Fazit: Handrührgeräte für verschiedene Ansprüche und Budgets
Die Testreihe von Haus & Garten Test zeigt, dass es durchaus Unterschiede in Leistung und Ausstattung bei Handrührgeräten gibt, je nach Preisklasse und Anspruch des Nutzers. Wer auf Vielseitigkeit und eine hochwertige Verarbeitung Wert legt, findet im Gastroback Design Handmixer Pro und im Graef HM508 Geräte, die auch optisch überzeugen und einen breiten Anwendungsbereich abdecken. Beide Geräte sind leistungsstark und angenehm in der Handhabung, allerdings bewegen sie sich im höheren Preissegment.

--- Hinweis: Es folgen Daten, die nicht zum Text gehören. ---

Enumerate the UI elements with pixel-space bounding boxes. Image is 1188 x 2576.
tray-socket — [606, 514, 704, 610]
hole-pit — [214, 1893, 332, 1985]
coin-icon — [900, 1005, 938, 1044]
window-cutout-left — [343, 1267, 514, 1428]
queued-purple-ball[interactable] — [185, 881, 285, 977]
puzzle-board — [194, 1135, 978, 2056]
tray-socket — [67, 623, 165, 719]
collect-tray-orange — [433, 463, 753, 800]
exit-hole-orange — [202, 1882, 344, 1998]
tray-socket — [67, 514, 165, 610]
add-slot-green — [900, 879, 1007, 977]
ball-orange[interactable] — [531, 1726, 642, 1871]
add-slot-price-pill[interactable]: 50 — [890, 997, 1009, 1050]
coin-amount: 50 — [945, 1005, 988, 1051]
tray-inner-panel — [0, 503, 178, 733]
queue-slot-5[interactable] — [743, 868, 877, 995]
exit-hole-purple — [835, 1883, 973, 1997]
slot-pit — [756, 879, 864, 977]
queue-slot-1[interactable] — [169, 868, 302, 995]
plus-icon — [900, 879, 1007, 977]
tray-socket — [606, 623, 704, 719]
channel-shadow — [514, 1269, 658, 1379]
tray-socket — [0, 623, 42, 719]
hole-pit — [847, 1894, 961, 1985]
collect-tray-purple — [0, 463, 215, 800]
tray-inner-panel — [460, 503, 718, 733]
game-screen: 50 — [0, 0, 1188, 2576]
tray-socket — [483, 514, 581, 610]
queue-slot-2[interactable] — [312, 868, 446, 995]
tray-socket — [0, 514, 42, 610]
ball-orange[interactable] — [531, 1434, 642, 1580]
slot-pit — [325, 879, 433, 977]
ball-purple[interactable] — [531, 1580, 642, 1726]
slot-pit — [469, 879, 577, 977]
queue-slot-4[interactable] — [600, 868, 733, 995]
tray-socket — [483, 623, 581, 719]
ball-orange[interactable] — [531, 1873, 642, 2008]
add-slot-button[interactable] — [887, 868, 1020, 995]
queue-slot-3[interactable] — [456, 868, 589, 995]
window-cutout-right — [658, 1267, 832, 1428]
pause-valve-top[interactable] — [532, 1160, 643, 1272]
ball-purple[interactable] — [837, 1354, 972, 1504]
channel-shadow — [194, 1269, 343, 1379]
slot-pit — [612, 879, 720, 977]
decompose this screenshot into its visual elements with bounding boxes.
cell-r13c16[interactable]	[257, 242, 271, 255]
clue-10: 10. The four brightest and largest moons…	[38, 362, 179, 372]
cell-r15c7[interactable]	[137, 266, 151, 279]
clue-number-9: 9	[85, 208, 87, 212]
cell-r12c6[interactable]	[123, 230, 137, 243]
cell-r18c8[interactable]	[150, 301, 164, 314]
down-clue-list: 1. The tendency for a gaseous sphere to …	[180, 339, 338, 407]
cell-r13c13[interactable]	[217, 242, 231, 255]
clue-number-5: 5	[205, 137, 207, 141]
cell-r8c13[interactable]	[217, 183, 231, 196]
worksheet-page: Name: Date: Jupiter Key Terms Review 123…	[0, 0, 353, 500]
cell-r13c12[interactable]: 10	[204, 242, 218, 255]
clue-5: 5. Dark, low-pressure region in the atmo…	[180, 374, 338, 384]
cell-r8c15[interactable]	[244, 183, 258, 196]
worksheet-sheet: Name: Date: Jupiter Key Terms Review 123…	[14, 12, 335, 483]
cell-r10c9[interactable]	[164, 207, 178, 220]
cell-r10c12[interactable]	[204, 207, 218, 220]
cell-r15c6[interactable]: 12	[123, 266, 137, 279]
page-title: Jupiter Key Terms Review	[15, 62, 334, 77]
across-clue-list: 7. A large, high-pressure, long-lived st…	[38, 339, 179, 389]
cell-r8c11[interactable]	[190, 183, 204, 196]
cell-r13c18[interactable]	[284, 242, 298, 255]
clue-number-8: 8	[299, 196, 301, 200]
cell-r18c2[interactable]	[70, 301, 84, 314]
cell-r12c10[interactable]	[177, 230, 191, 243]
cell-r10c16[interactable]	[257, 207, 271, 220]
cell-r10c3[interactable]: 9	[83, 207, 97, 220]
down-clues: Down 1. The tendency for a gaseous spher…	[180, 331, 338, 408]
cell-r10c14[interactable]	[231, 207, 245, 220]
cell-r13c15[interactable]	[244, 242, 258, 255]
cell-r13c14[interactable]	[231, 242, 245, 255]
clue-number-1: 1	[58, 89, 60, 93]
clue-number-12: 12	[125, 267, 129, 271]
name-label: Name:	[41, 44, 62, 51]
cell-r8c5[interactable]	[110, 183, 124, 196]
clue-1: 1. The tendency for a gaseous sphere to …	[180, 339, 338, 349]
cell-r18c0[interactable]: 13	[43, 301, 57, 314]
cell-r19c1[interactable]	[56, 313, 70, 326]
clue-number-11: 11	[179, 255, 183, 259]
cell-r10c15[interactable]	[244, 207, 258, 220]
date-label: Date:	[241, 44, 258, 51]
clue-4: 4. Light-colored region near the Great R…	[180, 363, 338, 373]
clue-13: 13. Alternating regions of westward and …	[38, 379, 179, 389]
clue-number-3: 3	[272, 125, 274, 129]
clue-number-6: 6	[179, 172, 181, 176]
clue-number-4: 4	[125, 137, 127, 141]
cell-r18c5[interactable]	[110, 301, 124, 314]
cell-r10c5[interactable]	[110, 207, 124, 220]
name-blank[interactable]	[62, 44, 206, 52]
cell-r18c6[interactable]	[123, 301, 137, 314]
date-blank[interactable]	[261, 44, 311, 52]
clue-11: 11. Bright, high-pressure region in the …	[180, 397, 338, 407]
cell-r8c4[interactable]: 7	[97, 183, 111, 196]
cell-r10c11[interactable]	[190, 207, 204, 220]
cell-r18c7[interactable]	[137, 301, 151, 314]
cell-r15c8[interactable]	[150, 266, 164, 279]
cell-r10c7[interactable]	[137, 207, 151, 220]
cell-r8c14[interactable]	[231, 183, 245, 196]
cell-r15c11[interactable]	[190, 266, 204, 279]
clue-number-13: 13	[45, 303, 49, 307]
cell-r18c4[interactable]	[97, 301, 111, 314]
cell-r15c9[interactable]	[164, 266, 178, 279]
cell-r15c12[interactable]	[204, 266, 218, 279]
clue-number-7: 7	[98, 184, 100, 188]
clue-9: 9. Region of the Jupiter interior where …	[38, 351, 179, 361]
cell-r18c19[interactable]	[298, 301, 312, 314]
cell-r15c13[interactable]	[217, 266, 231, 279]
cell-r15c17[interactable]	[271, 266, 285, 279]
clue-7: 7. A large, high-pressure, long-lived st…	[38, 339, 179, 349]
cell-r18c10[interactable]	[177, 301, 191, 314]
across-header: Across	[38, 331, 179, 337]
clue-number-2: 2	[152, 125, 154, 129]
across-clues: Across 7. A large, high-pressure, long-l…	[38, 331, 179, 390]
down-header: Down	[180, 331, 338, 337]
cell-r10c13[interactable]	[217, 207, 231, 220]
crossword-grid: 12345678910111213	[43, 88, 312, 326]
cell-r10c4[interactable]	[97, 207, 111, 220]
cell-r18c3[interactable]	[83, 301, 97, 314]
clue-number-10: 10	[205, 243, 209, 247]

Für preisbewusste Nutzer, die das Handrührgerät vor allem für leichte Aufgaben nutzen möchten, sind der Braun Multimix 1 und das Modell von Klamer geeignete Optionen. Sie bieten eine gute Funktionalität zu einem erschwinglichen Preis und sind dabei leicht zu bedienen und reinigen. Nutzer, die regelmäßig schwere Teige kneten, sollten jedoch auf ein Modell mit einem stabileren Drehmoment und einem festen Sitz der Knethaken achten, da das Eta Lento und der Emerio HM-130365 hier an ihre Grenzen stoßen.
Insgesamt bieten die getesteten Handrührgeräte eine zuverlässige Unterstützung für Kneten, Rühren und Schlagen, wobei die Wahl des richtigen Geräts von den individuellen Bedürfnissen und dem Einsatzbereich abhängt.